His book is a generally sunny trip, in sharp contrast to the recent work by another local lad with Hollywood adventures. That would be David Mamet, whose recently published “Everywhere an Oink Oink,” lives up to its subtitle, “An Embittered, Dyspeptic, and Accurate Report of Forty Years in Hollywood.” As I wrote, “There is a certain anger and disappointment shadowing this book, reflecting what he feels is the ruination of Hollywood.”
Zwick knows and respects Mamet. “We aren’t friends but there is an upcoming Los Angeles book festival and there’s some talk that David and I might be on the same panel,” Zwick says. “I would like that.”
There is no question that Zwick shares some of Mamet’s views about Hollywood and the movie business. His view: “These days, big movies with movie stars and all the bells and whistles tend to be about superheroes and comic books. This isn’t grousing. It is what it is.”
Still he is working on a new film project and is pleased by the reception his book is receiving, praise such as this from The Wall Street Journal: “The author warns early on that he’ll be dropping names, and he certainly does . . . Not everyone is remembered so fondly, but the author on the whole comes off as humble about his success and charmingly self-deprecating. … (A) heartfelt memoir in movies and more.”
The book is punctuated by chapters that offer “tips” and “lessons,” such as “It’s Possible to Make a Bad Movie Out of a Good Script” and “Fall in Love with the Actors: But don’t mistake it as being real. Transfer your fascination with them to the screen. And don’t sleep with them though they are shiny and alluring.”

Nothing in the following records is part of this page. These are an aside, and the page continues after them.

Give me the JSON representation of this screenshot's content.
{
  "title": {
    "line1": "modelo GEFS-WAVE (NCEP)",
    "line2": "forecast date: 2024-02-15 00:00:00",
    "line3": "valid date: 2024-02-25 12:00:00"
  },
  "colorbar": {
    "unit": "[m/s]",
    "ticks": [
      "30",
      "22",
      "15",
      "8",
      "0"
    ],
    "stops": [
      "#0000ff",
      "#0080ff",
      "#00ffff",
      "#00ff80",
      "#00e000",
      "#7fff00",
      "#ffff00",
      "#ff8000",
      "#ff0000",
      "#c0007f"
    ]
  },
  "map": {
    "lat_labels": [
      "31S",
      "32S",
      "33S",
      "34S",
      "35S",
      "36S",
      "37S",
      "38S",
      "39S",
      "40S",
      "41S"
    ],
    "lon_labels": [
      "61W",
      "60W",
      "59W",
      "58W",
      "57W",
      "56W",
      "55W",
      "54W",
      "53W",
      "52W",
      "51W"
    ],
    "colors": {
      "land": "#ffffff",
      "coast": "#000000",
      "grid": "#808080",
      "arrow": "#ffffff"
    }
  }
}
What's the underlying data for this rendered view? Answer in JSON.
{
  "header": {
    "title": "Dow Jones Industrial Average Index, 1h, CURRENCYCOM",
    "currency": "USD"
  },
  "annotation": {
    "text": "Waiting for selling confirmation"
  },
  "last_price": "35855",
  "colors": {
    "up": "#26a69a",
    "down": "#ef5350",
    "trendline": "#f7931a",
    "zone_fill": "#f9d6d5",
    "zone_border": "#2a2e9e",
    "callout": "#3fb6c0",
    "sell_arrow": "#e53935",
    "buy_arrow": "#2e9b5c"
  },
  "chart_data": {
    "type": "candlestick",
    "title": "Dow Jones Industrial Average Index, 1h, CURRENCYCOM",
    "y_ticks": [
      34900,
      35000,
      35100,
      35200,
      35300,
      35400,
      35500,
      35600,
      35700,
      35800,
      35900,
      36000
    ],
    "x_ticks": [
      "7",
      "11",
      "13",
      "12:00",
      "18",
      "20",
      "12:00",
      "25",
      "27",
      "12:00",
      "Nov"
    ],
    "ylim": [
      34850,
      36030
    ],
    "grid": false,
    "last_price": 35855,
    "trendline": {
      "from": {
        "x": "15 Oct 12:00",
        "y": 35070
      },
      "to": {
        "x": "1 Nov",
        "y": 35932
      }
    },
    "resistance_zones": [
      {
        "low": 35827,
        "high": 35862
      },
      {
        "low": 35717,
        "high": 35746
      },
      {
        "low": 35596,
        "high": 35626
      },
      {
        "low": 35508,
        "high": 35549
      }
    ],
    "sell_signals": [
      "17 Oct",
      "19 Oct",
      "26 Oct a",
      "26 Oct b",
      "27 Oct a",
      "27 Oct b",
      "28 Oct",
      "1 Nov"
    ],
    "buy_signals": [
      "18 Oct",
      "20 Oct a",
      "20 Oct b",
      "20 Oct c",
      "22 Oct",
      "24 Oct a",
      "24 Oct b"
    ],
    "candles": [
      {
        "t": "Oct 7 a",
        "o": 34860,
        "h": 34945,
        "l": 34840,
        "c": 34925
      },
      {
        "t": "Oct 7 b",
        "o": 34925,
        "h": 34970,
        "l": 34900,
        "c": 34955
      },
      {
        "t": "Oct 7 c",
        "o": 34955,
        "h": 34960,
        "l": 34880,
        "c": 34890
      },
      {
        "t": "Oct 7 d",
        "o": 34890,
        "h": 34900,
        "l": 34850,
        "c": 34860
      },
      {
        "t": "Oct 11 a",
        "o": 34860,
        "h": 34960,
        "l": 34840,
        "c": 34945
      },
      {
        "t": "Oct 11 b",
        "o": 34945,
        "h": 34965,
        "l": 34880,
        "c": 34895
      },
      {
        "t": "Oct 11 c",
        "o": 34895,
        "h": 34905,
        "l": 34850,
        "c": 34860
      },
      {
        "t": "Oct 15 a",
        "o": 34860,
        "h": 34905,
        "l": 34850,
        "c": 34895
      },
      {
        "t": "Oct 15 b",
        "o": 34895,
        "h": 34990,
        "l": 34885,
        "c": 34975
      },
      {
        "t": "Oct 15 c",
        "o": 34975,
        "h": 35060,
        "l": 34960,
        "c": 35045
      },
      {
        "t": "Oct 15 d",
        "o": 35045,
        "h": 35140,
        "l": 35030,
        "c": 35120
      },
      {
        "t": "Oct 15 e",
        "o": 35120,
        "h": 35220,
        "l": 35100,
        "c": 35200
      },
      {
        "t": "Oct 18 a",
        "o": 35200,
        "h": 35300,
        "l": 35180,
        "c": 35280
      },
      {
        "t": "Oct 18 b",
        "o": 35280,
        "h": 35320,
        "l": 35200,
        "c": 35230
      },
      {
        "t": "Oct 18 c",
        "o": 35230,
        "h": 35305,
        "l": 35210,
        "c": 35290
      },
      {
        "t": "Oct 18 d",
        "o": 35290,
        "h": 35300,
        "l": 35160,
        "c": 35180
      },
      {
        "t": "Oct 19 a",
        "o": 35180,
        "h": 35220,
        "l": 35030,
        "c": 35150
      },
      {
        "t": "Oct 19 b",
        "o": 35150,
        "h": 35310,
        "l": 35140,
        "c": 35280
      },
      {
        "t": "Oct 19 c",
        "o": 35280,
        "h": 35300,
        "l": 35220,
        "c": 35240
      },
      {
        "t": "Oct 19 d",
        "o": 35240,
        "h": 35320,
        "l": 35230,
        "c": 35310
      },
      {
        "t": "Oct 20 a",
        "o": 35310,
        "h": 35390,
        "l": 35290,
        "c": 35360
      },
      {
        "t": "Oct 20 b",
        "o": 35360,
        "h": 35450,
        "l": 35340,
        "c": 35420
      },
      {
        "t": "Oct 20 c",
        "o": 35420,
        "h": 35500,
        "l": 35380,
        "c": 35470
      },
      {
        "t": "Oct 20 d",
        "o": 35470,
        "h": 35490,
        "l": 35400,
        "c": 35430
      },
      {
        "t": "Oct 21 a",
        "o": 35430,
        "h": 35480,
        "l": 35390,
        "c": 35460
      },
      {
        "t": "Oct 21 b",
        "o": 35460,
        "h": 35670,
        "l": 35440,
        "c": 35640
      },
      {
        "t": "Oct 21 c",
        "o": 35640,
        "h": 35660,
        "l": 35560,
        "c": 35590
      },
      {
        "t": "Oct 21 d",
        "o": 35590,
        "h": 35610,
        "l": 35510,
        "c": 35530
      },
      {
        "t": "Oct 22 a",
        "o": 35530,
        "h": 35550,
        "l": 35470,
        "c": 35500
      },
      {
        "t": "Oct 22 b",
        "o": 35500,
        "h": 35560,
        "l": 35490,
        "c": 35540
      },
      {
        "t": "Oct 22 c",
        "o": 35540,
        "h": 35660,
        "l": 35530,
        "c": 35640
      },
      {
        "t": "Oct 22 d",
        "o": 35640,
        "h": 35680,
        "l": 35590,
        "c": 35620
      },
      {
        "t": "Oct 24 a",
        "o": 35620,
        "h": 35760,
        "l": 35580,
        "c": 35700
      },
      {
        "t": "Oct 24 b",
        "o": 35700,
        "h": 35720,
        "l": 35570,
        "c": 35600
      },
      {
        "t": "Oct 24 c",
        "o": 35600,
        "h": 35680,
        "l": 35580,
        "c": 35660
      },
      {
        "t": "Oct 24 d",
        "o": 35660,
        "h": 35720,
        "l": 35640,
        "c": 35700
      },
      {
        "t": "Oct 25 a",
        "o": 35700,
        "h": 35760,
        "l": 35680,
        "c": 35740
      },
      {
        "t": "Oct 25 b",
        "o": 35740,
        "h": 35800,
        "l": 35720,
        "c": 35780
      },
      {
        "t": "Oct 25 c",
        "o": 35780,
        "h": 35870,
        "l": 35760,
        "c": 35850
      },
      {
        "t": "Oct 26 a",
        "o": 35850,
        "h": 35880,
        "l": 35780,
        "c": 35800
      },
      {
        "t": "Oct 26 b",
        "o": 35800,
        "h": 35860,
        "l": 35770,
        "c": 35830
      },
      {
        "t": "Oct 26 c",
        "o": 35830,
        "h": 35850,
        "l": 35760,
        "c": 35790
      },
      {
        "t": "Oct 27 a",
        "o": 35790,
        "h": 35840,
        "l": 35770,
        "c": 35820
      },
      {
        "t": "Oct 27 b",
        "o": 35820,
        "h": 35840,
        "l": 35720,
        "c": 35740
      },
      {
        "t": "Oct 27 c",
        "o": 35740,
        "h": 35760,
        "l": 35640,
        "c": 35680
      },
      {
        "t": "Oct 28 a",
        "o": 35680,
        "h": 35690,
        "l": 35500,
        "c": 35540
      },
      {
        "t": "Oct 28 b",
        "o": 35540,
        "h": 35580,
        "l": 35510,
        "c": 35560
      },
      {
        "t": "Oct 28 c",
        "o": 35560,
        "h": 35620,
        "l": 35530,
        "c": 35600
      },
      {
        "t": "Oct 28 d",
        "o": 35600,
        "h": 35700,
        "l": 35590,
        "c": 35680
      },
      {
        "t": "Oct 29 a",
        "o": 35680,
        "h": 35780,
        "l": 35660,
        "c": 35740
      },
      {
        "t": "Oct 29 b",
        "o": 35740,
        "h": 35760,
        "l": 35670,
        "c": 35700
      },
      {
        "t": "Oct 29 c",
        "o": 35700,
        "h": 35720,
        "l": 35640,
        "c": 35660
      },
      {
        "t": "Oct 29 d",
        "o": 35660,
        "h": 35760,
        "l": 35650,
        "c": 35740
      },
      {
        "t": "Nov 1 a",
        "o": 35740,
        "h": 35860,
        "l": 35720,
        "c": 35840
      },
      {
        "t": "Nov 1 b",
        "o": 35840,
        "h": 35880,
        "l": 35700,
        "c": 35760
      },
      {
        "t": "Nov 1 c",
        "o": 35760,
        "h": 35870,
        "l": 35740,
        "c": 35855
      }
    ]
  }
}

One thing the book does not provide is much about his personal life. We do learn that he is happily married, has two good kids (both writers) and successfully dealt with a serious health problem, His high school years? Only a bit. His childhood? Not much.
Here is the paragraph that begins Chapter 15: “My paternal grandfather was a tough Jew. I’m named after him; my Hebrew name is Yitzhak. In 1920s Chicago his five brothers (“the Uncles,” as they were known in my family), Dovie, Fat, Zus, Zell, and Jules, were “betting commissioners” (read bookies) for the Capone mob. As a boy I secretly relished my family’s unsavory past.”
Sounds like that might make a good book, yes? What about a movie?